В одном мгновение вокруг демона выросла ледяная клетка, и он отчаянно рубил её мечом Эдика. Бой архимага с колдунами утих. Но Эдик уже не видел этого, его сознание нырнуло в сон.
Оно свалилось в его пучины, как будто его сбросили в океан с утёса. Оно ушло в его тёмные воды неизвестной глубины. Оно потеряло себя. В них растворилась личность, беды и удачи, победы и поражения, в них растворилась реальность. Оно заменило её на небытиё.
То к чему стремился Эдик, играя в игры, — стремился дистанцироваться от реальности, хотя бы в воображении улететь от неё, — теперь было достигнуто. Его сознание утонуло там в безднах небытия. И ему уже было не важно, что произошло. Оно стало ничем.

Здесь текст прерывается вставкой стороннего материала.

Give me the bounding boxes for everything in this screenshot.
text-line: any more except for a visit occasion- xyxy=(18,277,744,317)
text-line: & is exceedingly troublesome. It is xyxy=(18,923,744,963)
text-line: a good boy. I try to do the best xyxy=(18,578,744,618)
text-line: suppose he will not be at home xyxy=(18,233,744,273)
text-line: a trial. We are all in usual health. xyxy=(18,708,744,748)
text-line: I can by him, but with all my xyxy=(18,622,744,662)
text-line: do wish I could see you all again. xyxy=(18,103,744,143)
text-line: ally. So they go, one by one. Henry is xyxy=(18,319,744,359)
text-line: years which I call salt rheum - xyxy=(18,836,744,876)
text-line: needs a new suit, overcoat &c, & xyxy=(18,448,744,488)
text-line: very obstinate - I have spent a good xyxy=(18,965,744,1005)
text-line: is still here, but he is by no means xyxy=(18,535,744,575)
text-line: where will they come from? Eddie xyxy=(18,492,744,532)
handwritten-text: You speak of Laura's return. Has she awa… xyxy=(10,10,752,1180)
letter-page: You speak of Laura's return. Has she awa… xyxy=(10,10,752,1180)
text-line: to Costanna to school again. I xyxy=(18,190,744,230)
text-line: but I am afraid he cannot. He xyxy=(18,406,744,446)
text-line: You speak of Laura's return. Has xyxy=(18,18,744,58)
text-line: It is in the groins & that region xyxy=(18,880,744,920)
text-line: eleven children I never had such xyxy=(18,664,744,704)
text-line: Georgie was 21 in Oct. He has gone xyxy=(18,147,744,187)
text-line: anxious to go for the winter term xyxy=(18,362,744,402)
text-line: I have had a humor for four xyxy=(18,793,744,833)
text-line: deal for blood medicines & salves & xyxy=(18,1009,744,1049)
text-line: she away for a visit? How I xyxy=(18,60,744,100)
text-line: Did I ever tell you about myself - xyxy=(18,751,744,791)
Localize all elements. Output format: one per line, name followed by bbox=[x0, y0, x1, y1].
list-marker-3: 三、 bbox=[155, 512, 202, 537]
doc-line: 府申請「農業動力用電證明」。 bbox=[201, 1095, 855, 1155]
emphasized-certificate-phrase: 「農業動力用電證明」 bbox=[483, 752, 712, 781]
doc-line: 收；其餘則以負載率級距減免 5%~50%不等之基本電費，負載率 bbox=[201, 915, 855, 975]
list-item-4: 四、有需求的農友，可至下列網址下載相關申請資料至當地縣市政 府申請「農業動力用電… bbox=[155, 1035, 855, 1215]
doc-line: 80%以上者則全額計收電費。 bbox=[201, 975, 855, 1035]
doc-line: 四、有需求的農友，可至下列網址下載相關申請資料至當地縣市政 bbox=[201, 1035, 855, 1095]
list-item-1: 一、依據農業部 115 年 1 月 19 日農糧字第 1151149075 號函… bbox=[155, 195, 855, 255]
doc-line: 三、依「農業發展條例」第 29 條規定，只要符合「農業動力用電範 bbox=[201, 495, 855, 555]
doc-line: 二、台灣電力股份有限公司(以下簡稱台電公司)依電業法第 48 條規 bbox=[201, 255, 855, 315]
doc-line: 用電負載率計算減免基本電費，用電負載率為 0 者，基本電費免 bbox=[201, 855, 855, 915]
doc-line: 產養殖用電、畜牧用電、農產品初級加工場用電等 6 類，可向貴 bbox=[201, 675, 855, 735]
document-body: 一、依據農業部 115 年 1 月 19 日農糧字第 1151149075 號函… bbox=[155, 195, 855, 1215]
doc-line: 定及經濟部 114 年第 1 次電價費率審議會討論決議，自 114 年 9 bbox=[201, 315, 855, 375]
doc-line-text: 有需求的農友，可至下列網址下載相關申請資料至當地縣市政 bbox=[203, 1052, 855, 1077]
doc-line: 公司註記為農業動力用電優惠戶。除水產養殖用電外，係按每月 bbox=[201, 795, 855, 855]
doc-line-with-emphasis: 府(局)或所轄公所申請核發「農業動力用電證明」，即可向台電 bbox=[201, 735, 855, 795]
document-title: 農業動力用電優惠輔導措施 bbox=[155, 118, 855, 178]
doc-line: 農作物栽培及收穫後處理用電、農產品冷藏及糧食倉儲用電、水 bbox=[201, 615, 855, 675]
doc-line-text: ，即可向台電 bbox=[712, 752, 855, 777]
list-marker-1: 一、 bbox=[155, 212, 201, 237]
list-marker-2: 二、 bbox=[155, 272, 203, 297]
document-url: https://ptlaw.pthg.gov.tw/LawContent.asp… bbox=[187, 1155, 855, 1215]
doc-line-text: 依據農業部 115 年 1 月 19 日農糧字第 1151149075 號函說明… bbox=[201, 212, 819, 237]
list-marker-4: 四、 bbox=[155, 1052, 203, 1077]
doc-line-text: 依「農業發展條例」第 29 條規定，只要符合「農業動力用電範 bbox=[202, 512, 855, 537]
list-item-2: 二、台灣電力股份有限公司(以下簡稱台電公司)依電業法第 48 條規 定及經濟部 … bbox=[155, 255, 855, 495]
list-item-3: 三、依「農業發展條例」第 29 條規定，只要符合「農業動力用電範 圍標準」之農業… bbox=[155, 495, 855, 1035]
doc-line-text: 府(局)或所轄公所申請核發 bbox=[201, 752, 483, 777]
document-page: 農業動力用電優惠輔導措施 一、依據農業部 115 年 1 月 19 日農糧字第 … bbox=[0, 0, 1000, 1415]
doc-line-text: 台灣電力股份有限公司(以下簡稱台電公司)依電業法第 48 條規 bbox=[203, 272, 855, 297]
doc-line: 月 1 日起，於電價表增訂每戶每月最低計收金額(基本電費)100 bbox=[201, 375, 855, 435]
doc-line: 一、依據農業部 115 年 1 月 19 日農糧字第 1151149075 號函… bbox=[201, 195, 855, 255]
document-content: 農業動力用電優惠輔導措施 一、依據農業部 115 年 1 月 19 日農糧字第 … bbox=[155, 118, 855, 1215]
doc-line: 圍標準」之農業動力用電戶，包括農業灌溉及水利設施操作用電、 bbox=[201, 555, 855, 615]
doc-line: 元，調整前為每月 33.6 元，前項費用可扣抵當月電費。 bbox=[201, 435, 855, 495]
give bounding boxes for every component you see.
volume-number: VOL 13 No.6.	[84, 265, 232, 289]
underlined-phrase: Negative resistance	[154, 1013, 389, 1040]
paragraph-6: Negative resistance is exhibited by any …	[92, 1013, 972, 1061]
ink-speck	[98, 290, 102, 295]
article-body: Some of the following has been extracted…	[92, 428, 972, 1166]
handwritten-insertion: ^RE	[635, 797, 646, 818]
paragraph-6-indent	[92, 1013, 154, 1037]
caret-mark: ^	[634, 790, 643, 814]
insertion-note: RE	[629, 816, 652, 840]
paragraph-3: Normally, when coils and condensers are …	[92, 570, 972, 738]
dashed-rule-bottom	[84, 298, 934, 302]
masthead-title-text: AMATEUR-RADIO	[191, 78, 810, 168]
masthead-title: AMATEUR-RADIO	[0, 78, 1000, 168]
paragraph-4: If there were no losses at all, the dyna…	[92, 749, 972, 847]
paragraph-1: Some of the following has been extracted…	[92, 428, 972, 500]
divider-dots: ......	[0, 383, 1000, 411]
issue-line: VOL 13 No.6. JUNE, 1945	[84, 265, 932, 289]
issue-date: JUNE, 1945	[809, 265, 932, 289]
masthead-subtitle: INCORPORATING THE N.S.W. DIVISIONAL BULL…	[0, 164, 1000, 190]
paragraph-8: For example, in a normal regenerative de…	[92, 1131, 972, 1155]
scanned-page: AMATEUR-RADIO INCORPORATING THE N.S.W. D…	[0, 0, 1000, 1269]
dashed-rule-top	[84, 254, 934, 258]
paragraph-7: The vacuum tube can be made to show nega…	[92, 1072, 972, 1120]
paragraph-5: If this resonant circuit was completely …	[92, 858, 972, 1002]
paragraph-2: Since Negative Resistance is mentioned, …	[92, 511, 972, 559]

Оно больше не желало видеть мир. А миру было безразлично. Он в очередной раз доказал всем, что он глубже, чем они его понимают. Что их логика бесполезна, что его справедливость в корне отличается от их понимания, что он всё делает по-своему, и ему не важно, кто ты и чего ты хочешь. У него на всё есть своё право.
На то он и мир.
Сознание медленно поднималось из пучин беспамятства. Как ловец жемчуга, оно выныривало со дна небытия, рывками приближаясь к свету. Эдик почувствовал тело, свежий воздух леса, то, что его трясёт, в уши врезался цокот подков о брусчатку. В закрытые глаза падал свет. Память сразу же подняла последние события. Неужели он умер? Нет, если бы он умер, то всё бы прекратилось. А он судя по всему, жив, или, по крайней мере, ему так кажется. Он открыл глаза и увидел внутренности деревянного фургона. Там стояли тяжёлые сундуки, в конце он увидел свои окровавленные доспехи и двуручный меч в ножнах. У ног Эдика, облокотившись о стенку, дремала Ёрико. Рыжие волосы падали на бледное лицо, которое показалось Эдику необычайно красивым. Он перевёл взгляд на открытые окошки, откуда падал полуденный свет.
Значит, он на самом деле жив, и, судя по всему, его спасли. Но почему они уезжают? Он приподнялся, и по телу сразу же разлилась слабость.
— Где я? — спросил он первый делом.
Он посмотрел на бледные руки, на них не осталось ни царапины, да и в ослабевшем теле нигде не болело. Хотя чувствовалась свинцовая тяжесть. Дремавшая Ёрико встрепенулась, убирая волосы с лица.
— Мы уезжаем, — проговорила она.
— Я жив? — смотрел на укрытые клетчатым пледом ноги Эдик.
— Вас спасли!
— Кто?
— Спросите у Ульрики, — она пожала плечами.
Эдик обернулся, ища воительницу. Но в фургоне с ним была только Ёрико. Затем повозка остановилась, небольшая дверца открылась, и внутрь посмотрела беловолосая женщина.
Увидев Ульрику, герой Юхо улыбнулся.